Je pense à une personne qu’une assistante sociale de secteur m’avait adressée en raison de sa grande inertie face à sa situation de sans emploi et son incapacité, depuis plusieurs mois, à entreprendre la moindre démarche pour régler ses problèmes sociaux. Les premiers entretiens ne consistaient au départ que dans un exposé, sur un mode anecdotique, de sa situation chaotique du point de vue de son travail, de ses passages en foyers, les séparations etc… Or un jour, dans le fil neutre et informatif de son discours, elle évoqua une ménopause précoce qui avait été diagnostiquée quelques mois auparavant. Ce propos avait été tenu de façon si anodine qu’il avait quasiment échappé à mon écoute. Je le repris toutefois en insistant sur le fait que cela pouvait avoir de l’importance et sur ce qu’elle en éprouvait, elle exprima alors une vive émotion et me révéla le sentiment de catastrophe que cela provoquait en elle, femme de 34 ans qui n’avait pas d’enfant. Jusque-là il n’avait pas été de mise, ou bien l’opportunité n’avait pas été donnée, d’en parler. Evoquant sa vie de femme, elle fut amenée à parler de toutes les mutilations qu’elle avait subies dans son enfance (viol, inceste) et put dérouler le long fil de sa vie durant un travail d’assez longue durée.

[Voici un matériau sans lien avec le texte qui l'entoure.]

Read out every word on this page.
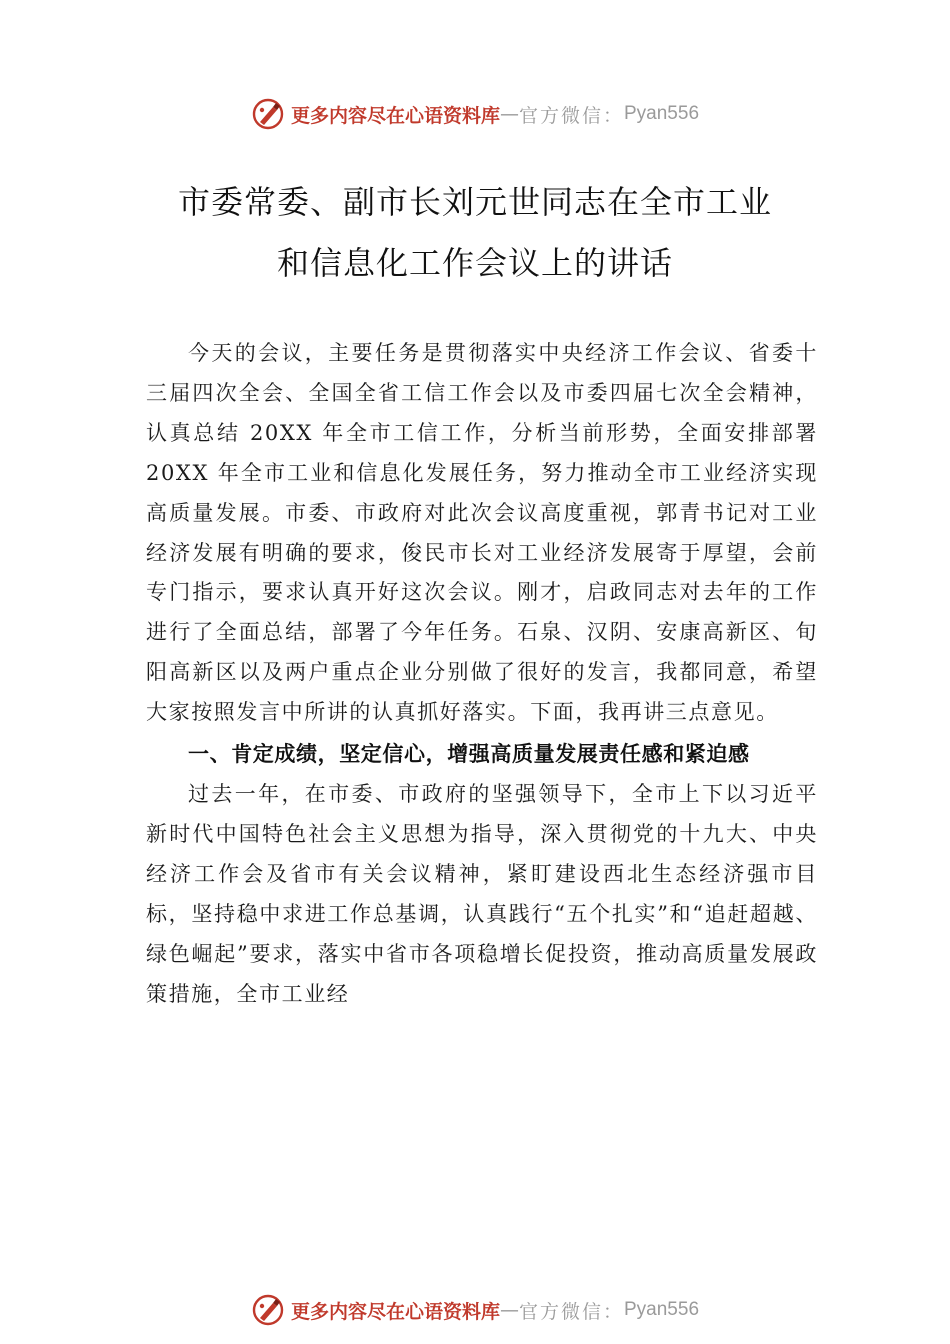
更多内容尽在心语资料库 — 官方微信： Pyan556
市委常委、副市长刘元世同志在全市工业
和信息化工作会议上的讲话

今天的会议，主要任务是贯彻落实中央经济工作会议、省委十三届四次全会、全国全省工信工作会以及市委四届七次全会精神，认真总结 20XX 年全市工信工作，分析当前形势，全面安排部署 20XX 年全市工业和信息化发展任务，努力推动全市工业经济实现高质量发展。市委、市政府对此次会议高度重视，郭青书记对工业经济发展有明确的要求，俊民市长对工业经济发展寄于厚望，会前专门指示，要求认真开好这次会议。刚才，启政同志对去年的工作进行了全面总结，部署了今年任务。石泉、汉阴、安康高新区、旬阳高新区以及两户重点企业分别做了很好的发言，我都同意，希望大家按照发言中所讲的认真抓好落实。下面，我再讲三点意见。

一、肯定成绩，坚定信心，增强高质量发展责任感和紧迫感

过去一年，在市委、市政府的坚强领导下，全市上下以习近平新时代中国特色社会主义思想为指导，深入贯彻党的十九大、中央经济工作会及省市有关会议精神，紧盯建设西北生态经济强市目标，坚持稳中求进工作总基调，认真践行“五个扎实”和“追赶超越、绿色崛起”要求，落实中省市各项稳增长促投资，推动高质量发展政策措施，全市工业经

更多内容尽在心语资料库 — 官方微信： Pyan556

Cet exemple montre en quoi, devant ces situations, il paraît important de travailler sur une attitude bien plus active que la position classique d’écoute en allant chercher cette dimension perdue de la subjectivité, en questionnant sur l’éprouvé, les pensées intimes que le sujet ne s’autorise pas à formuler tant le registre de la réalité a pris le pas.

Une autre dimension du problème est que la psychothérapie paraît de prime abord appartenir au domaine privé de la pratique libérale et que s’y engager implique déjà pour le sujet une certaine appropriation de ce domaine. Beaucoup de gens ne feront jamais directement une démarche dans un cadre privé, même en cas de remboursement par la sécurité sociale, tout un monde auquel ils ne se sentent pas le droit d’accès, ce qui est encore un autre avatar de l’exclusion.

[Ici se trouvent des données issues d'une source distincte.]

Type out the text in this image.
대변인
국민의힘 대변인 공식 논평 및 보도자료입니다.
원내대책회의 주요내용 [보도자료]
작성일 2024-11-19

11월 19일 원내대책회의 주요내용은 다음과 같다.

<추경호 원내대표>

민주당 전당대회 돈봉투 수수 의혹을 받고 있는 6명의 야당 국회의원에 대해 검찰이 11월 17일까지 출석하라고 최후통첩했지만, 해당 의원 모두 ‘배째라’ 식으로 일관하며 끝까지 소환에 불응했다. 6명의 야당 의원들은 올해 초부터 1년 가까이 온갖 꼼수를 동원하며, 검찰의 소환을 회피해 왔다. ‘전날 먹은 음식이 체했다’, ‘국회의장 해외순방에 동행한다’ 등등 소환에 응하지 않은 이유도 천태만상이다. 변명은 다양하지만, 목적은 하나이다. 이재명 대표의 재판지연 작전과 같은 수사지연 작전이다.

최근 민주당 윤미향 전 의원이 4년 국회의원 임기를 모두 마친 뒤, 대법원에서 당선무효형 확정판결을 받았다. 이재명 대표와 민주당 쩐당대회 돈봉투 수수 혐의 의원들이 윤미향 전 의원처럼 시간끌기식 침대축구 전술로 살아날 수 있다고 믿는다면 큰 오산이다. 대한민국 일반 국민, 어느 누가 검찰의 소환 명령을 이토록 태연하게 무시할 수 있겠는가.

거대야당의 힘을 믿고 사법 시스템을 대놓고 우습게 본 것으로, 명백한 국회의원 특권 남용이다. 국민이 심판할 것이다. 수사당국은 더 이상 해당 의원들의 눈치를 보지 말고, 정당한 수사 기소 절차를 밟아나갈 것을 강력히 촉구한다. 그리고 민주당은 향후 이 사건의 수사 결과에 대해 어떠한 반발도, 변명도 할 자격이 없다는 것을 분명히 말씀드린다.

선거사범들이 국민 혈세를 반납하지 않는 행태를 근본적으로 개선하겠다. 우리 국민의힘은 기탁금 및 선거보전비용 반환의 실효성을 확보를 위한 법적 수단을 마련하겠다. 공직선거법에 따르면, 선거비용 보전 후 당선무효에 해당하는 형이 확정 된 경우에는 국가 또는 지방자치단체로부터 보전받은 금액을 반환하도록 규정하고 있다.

Il y a certes une place incontestable pour ce travail dans l’espace public. La psychothérapie s’y pratique bien sûr depuis fort longtemps. Le problème est qu’elle se pratique bien souvent dans un cadre insuffisamment différencié du reste de l’action médico-sociale, un cadre que le sujet ne pourra vraiment identifier comme d’un tout autre domaine que ceux auxquels il s’est adressé jusque-là. Ici se trouve une véritable difficulté : les psychothérapies, dans le domaine public, sont bien souvent engagées dans des lieux marqués par leur polyvalence, où les salles d’attente sont souvent des lieux de circulation, de rencontre, où le sujet s’expose de nouveau au regard des intervenants multiples et ceci risque d’engendrer un sentiment d’intrusion de plus.

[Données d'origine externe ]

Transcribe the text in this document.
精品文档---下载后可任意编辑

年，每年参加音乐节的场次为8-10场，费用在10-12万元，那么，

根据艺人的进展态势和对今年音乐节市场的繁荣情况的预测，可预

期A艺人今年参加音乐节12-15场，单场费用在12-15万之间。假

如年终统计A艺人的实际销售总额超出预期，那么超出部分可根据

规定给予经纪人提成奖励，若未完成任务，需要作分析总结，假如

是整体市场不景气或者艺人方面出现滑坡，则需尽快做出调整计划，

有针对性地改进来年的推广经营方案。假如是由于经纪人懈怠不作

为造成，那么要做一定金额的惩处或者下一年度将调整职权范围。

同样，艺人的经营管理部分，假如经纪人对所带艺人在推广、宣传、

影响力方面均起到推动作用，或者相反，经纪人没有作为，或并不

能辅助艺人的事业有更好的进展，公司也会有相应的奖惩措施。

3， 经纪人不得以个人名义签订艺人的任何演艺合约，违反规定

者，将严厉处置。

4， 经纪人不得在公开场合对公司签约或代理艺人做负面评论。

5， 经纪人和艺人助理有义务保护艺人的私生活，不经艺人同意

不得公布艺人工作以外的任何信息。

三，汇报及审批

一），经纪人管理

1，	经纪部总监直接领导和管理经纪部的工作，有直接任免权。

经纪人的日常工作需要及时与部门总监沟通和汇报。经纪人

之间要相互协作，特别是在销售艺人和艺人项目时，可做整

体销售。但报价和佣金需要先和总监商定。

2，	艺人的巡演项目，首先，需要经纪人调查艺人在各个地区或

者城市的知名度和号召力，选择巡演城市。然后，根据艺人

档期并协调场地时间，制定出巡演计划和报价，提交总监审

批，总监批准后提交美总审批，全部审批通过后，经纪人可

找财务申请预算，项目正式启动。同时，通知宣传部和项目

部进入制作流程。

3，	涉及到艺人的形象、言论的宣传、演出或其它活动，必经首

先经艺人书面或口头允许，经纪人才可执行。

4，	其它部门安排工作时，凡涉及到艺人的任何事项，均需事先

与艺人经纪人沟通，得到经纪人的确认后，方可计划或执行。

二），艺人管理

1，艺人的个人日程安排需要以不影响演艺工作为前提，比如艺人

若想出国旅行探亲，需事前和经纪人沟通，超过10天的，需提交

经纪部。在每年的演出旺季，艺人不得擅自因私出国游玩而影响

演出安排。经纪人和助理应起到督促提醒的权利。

Ce problème nous a amené à créer une structure exclusivement psychothérapique publique qui, se mettant résolument à l’écart de toute action médico-sociale, offre un espace relativement clos, à la manière dont se définit la vie privée. Cela n’a pas été sans mal, l’idée de continuité du soin, de réseau, de secteur semblaient mal s’accommoder de l’existence d’un tel lieu de repli, de relatif éloignement, qui garde son secret. C’est pourtant une idée qui s’est imposée avec le temps dans la mesure où nombre d’intervenants ont perçu à l’usage la nécessité pour le service public de se doter de cet espace spécifique. L’importance de la demande dont nous faisons l’objet et la place qu’a pris ce centre dans la cité (auprès de multiples institutions sociales) démontrent bien à quel point il existe une attente.